ECONOMIE - C’est ce qu’a annoncé Christine Lagarde devant la commission des Finances...
«Plus de 13 milliards d'euros en régime de croisière.» C’est ce que coûtera
le paquet fiscal à partir de 2009, selon Christine Lagarde, qui a présenté le projet de loi pour le travail, l'emploi et le pouvoir d'achat devant la commission des Finances, ce mercredi.

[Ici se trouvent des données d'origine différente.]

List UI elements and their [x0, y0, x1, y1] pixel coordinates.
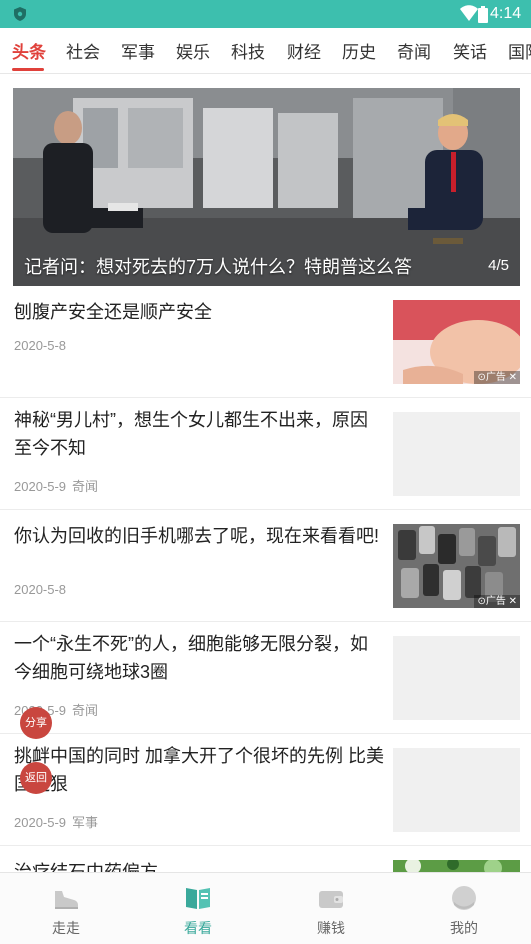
list-item[interactable]: 刨腹产安全还是顺产安全 2020-5-8 ⊙广告 ✕ [0, 286, 531, 398]
article-meta: 2020-5-9 奇闻 [14, 476, 98, 495]
article-thumbnail[interactable] [393, 860, 520, 872]
article-thumbnail-placeholder[interactable] [393, 412, 520, 496]
wifi-icon [460, 5, 478, 21]
wallet-icon [319, 891, 343, 908]
article-thumbnail-placeholder[interactable] [393, 636, 520, 720]
article-title[interactable]: 治疗结石中药偏方 [14, 858, 384, 872]
banner-title[interactable]: 记者问：想对死去的7万人说什么？特朗普这么答 [24, 253, 412, 279]
herb-image [393, 860, 520, 872]
nav-label: 赚钱 [317, 920, 345, 936]
ad-label[interactable]: ⊙广告 ✕ [474, 371, 520, 384]
article-tag: 奇闻 [72, 479, 99, 494]
article-title[interactable]: 挑衅中国的同时 加拿大开了个很坏的先例 比美国还狠 [14, 742, 384, 798]
article-title[interactable]: 刨腹产安全还是顺产安全 [14, 298, 384, 326]
article-meta: 2020-5-8 [14, 338, 66, 353]
tab-guoji[interactable]: 国际 [508, 38, 531, 63]
bottom-navigation: 走走 看看 赚钱 我的 [0, 872, 531, 944]
share-button[interactable]: 分享 [20, 707, 52, 739]
back-button[interactable]: 返回 [20, 762, 52, 794]
book-icon [186, 888, 210, 909]
nav-kankan[interactable]: 看看 [132, 873, 264, 944]
nav-label: 走走 [52, 920, 80, 936]
nav-wode[interactable]: 我的 [398, 873, 530, 944]
article-date: 2020-5-8 [14, 582, 67, 597]
article-date: 2020-5-8 [14, 338, 67, 353]
banner-carousel[interactable]: 记者问：想对死去的7万人说什么？特朗普这么答 4/5 [13, 88, 520, 286]
list-item[interactable]: 一个“永生不死”的人，细胞能够无限分裂，如今细胞可绕地球3圈 2020-5-9奇… [0, 622, 531, 734]
article-date: 2020-5-9 [14, 479, 67, 494]
status-time: 4:14 [490, 5, 522, 22]
article-date: 2020-5-9 [14, 815, 67, 830]
article-title[interactable]: 神秘“男儿村”，想生个女儿都生不出来，原因至今不知 [14, 406, 384, 462]
shield-icon [14, 7, 26, 21]
nav-zhuanqian[interactable]: 赚钱 [265, 873, 397, 944]
tab-keji[interactable]: 科技 [231, 38, 265, 63]
list-item[interactable]: 你认为回收的旧手机哪去了呢，现在来看看吧! 2020-5-8 ⊙广告 ✕ [0, 510, 531, 622]
article-tag: 军事 [72, 815, 99, 830]
article-meta: 2020-5-8 [14, 582, 66, 597]
article-meta: 2020-5-9 军事 [14, 812, 98, 831]
tab-xiaohua[interactable]: 笑话 [453, 38, 487, 63]
ad-label[interactable]: ⊙广告 ✕ [474, 595, 520, 608]
active-tab-indicator [12, 68, 44, 71]
status-bar: 4:14 [0, 0, 531, 28]
tab-lishi[interactable]: 历史 [342, 38, 376, 63]
category-tabs: 头条 社会 军事 娱乐 科技 财经 历史 奇闻 笑话 国际 [0, 28, 531, 74]
article-tag: 奇闻 [72, 703, 99, 718]
banner-page-counter: 4/5 [488, 257, 509, 274]
article-thumbnail[interactable]: ⊙广告 ✕ [393, 524, 520, 608]
list-item[interactable]: 神秘“男儿村”，想生个女儿都生不出来，原因至今不知 2020-5-9 奇闻 [0, 398, 531, 510]
battery-icon [478, 6, 488, 23]
list-item[interactable]: 挑衅中国的同时 加拿大开了个很坏的先例 比美国还狠 2020-5-9 军事 [0, 734, 531, 846]
profile-icon [452, 886, 476, 910]
article-thumbnail[interactable]: ⊙广告 ✕ [393, 300, 520, 384]
tab-junshi[interactable]: 军事 [121, 38, 155, 63]
article-title[interactable]: 你认为回收的旧手机哪去了呢，现在来看看吧! [14, 522, 384, 550]
tab-shehui[interactable]: 社会 [66, 38, 100, 63]
article-title[interactable]: 一个“永生不死”的人，细胞能够无限分裂，如今细胞可绕地球3圈 [14, 630, 384, 686]
tab-yule[interactable]: 娱乐 [176, 38, 210, 63]
list-item[interactable]: 治疗结石中药偏方 [0, 846, 531, 872]
tab-qiwen[interactable]: 奇闻 [397, 38, 431, 63]
nav-label: 看看 [184, 920, 212, 936]
article-thumbnail-placeholder[interactable] [393, 748, 520, 832]
nav-label: 我的 [450, 920, 478, 936]
tab-toutiao[interactable]: 头条 [12, 38, 46, 63]
nav-zouzou[interactable]: 走走 [0, 873, 132, 944]
shoe-icon [55, 891, 78, 909]
tab-caijing[interactable]: 财经 [287, 38, 321, 63]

Retour à l’équilibre budgétaire en 2012
La ministre de l’Economie a précisé que le coût total des mesures de ce projet de loi s'élèverait à «10 à 11 milliards d'euros pour l'année 2008». Le président de la commission des Finances, Didier Migaud (PS), l'avait, lui, évalué à «un montant supérieur à 15 milliards d'euros de dépenses fiscales en année pleine».
Ces annonces interviennent alors que la
Commission des comptes de la Sécurité sociale a dévoilé le même jour le montant du déficit de la Sécurité sociale, qui s’élève à
12 milliards d’euros au lieu des 8 prévus initialement.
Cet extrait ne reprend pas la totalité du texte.